Il papa si toccò le labbra, sottili come le dita. «E lo Shrike?»

«È comparso solo quando la bambina è stata minacciata dagli… ufficiali… della Guardia nobile di Albedo» rispose Lourdusamy. «Poi è scomparso. Non c’è stato scontro.»

«Ma il cardinale Mustafa non è riuscito a cogliere l’attimo.»

Lourdusamy annuì.

«E pensi ancora che Mustafa sia la persona giusta per questo compito?» mormorò papa Urbano XVI.

«Sì, Santità. Tutto procede secondo il piano. Ci auguravamo di stabilire un contatto prima dell’arresto vero e proprio.»

«E la Raffaele?» domandò il papa.

«Ancora nessun segno. Però Mustafa e l’ammiraglio Wu sono sicuri che de Soya comparirà nel sistema di T’ien Shan prima del tempo concesso per andare a prendere la ragazza.»

«Senza dubbio preghiamo che sia questo il caso» disse il pontefice. «Sai, Simon Augustino, quanto danno ha fatto alla nostra crociata quella nave fuorilegge?»

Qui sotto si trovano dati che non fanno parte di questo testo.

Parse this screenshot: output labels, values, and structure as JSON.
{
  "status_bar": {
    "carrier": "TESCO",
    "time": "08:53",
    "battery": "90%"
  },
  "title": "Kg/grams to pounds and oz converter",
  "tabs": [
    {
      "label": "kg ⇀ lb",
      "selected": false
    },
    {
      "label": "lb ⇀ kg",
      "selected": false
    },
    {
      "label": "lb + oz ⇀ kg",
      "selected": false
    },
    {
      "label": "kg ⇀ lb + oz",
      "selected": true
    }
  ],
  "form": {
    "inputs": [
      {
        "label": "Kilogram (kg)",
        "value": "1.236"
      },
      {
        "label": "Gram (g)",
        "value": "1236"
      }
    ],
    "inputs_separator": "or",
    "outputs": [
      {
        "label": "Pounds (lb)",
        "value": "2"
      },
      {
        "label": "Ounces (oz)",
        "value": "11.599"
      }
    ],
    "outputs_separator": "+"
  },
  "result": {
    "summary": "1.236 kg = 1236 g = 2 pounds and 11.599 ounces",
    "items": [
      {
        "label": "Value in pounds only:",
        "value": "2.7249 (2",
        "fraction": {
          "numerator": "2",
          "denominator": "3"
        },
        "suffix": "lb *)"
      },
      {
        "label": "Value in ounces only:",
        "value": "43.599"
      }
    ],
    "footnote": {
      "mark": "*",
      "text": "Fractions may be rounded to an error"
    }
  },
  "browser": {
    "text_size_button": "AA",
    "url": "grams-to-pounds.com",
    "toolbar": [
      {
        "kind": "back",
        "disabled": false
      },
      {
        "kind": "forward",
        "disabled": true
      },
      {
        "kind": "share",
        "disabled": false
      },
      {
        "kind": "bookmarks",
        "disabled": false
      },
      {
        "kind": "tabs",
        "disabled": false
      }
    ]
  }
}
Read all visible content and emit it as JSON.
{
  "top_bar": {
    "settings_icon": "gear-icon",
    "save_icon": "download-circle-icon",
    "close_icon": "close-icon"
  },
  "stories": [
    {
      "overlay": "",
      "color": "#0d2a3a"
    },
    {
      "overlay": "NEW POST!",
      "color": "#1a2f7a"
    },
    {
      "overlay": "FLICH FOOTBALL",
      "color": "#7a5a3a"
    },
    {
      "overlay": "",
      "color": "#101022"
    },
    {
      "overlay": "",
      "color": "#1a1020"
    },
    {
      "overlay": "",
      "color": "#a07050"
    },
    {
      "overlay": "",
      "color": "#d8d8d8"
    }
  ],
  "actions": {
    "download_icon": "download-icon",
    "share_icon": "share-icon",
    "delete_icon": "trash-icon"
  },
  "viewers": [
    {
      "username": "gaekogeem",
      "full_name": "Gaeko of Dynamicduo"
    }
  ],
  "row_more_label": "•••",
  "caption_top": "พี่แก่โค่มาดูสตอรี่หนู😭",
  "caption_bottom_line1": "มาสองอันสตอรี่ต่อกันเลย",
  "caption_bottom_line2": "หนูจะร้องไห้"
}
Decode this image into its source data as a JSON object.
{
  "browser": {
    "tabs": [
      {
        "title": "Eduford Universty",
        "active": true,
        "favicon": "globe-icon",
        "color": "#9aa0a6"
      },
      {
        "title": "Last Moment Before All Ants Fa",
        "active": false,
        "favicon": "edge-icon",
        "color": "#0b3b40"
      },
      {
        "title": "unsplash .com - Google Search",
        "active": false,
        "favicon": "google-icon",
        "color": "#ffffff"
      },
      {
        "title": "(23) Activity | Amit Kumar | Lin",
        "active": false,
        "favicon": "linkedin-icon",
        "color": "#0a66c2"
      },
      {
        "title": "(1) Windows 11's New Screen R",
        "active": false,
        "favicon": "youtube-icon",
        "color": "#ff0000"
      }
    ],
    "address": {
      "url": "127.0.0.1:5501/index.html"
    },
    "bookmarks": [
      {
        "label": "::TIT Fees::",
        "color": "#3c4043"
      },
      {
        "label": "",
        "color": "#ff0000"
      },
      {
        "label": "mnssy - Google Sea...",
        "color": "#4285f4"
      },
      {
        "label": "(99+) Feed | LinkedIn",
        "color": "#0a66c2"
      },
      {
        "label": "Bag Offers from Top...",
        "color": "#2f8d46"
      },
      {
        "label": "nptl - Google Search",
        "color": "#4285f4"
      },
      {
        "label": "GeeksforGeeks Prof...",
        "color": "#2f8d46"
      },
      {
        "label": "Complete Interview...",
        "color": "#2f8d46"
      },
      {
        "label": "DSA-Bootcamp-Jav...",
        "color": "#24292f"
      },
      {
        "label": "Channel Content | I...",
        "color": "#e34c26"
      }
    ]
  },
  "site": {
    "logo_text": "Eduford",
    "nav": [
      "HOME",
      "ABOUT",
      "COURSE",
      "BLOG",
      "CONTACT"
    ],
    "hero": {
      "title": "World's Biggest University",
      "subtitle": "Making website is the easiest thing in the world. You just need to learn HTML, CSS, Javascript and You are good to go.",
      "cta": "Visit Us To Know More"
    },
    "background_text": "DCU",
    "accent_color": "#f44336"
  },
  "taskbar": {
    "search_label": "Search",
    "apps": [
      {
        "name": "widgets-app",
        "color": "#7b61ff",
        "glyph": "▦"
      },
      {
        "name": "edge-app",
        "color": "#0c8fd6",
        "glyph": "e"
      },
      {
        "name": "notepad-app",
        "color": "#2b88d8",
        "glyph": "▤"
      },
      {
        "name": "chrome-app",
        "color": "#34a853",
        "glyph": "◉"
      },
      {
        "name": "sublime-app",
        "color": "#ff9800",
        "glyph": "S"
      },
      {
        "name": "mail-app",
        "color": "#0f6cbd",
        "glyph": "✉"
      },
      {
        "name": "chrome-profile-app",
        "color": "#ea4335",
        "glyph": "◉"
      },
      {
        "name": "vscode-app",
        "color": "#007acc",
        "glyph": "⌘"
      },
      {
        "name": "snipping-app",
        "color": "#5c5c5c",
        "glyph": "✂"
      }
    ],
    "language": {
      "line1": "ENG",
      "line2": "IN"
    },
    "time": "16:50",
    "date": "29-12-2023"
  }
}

Lourdusamy sapeva che la domanda era retorica. Da cinque anni lui e il Santo Padre e i tremebondi ammiragli della Flotta della Pax studiavano attentamente rapporti di combattimenti, elenchi di vittime, perdite di naviglio. La Raffaele, col suo capitano voltagabbana de Soya, era stata quasi catturata o distrutta una ventina di volte, ma era sempre riuscita a fuggire nello spazio degli Ouster, lasciandosi alle spalle convogli dispersi, scafi ridotti a carcasse e navi da guerra distrutte. La mancata cattura di una singola Arcangelo fuorilegge era diventata la vergogna della Flotta e il segreto meglio custodito in tutta la Pax.

Ma ora stava per terminare.

«Elementi di Albedo calcolano pari al novantaquattro per cento la probabilità che de Soya abbocchi alla nostra esca» disse il cardinale Lourdusamy.

«Quanto tempo è trascorso da quando la Flotta e il Sant’Uffizio hanno fatto filtrare l’informazione?» disse il papa. Terminò di bere il tè e posò con cura sulla sponda del divano il piattino e la tazza.

«Cinque settimane standard» rispose Lourdusamy. «L’ammiraglio Wu ha fatto in modo che l’informazione si trovasse, in codice, nella IA di bordo di una delle navi torcia di scorta che la Raffaele ha assalito ai margini del sistema di Ofiuco. Ma in un codice non tanto impenetrabile da costituire un ostacolo per i sistemi di bordo della Raffaele, migliorati dagli Ouster.»